= CESC Tunnel =

Tunnel of India and Asia

The CESC Tunnel is situated under the Hooghly River in Kolkata, West Bengal, India. This is the first underwater tunnel in Asia, completed in 1931. It is used for electric power transmission from Kolkata to Howrah.

== History ==
This tunnel was not made by modern tunnel boring machine. It was made by simple tools like spade, shovel etc. Indian Punjabi labours were employed and they attached the cast iron rings creating the tunnel wall.

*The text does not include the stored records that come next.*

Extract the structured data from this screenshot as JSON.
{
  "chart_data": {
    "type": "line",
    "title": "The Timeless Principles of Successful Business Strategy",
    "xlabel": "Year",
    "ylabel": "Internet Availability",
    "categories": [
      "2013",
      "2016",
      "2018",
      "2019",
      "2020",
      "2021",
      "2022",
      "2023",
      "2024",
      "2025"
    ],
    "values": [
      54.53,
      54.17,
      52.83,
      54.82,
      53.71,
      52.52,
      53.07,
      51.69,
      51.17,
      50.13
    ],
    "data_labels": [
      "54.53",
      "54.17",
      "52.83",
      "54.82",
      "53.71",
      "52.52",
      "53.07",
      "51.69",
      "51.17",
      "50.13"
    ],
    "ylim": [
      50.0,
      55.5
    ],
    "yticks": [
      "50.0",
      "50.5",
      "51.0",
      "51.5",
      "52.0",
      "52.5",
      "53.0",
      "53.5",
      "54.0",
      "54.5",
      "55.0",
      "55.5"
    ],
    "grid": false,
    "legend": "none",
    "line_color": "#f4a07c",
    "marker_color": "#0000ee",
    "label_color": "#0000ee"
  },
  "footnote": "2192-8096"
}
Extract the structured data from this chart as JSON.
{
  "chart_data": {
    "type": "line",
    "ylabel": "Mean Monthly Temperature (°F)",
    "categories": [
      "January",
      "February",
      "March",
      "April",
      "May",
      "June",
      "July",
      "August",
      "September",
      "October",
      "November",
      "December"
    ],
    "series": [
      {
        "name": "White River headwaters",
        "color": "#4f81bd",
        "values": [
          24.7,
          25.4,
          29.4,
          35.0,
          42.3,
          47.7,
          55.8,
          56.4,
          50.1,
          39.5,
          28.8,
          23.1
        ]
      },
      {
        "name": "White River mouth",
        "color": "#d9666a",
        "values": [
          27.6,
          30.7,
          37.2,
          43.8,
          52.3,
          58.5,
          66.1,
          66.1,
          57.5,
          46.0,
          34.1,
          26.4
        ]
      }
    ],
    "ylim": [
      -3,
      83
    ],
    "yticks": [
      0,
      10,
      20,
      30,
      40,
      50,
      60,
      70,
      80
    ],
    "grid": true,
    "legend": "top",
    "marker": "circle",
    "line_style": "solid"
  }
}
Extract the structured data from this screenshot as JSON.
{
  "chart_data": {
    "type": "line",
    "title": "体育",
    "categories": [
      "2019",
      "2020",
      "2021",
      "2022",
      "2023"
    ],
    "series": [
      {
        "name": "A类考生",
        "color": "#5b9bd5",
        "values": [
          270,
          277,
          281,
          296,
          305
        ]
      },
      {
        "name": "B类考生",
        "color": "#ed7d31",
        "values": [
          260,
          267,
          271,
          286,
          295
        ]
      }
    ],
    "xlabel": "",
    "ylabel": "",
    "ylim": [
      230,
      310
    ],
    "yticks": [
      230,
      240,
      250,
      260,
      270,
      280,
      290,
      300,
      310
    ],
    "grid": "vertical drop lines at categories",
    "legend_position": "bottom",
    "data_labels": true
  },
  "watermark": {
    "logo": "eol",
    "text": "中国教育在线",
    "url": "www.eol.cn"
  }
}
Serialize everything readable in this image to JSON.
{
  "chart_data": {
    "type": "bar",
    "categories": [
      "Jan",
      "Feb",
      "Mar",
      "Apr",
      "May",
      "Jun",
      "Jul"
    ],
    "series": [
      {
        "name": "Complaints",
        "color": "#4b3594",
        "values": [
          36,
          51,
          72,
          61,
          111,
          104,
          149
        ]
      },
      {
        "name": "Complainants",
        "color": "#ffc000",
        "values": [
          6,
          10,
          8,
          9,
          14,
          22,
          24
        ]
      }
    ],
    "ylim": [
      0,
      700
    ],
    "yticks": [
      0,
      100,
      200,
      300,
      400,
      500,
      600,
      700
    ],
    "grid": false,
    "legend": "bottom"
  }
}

Sir Harley Dalrymple-Hay was appointed head of design and construction for the project in 1928 by the Calcutta Electric Supply Corporation, it was the first underwater tunnel in Calcutta. He and the boiler specialist John Lochrance had designed Asia's first underwater tunnel in 1928.

The construction began in March 1930. First, a well was dug on the Hooghly River side of the Indian Botanic Garden in Howrah. After one month, labourers began digging another similar well on the opposite side of Hooghly River at Metiabruz in Kolkata. The well digging process took 4 months to complete. Then the main 0.539 km tunnel digging process was begun from the Metiabruz side, under 33.5 m the river's bottom.

Asia's first underwater tunnel was finally completed in July 1931. The total construction of this tunnel took 17 months. Two Indian labours and Normal Smith a British worker died during the construction.

== Importance ==
The CESC tunnel was specially studied by the engineers of Kolkata Metro, for the construction of East West Metro Tunnel. This tunnel is an important part of the electric supply system of the CESC Limited company.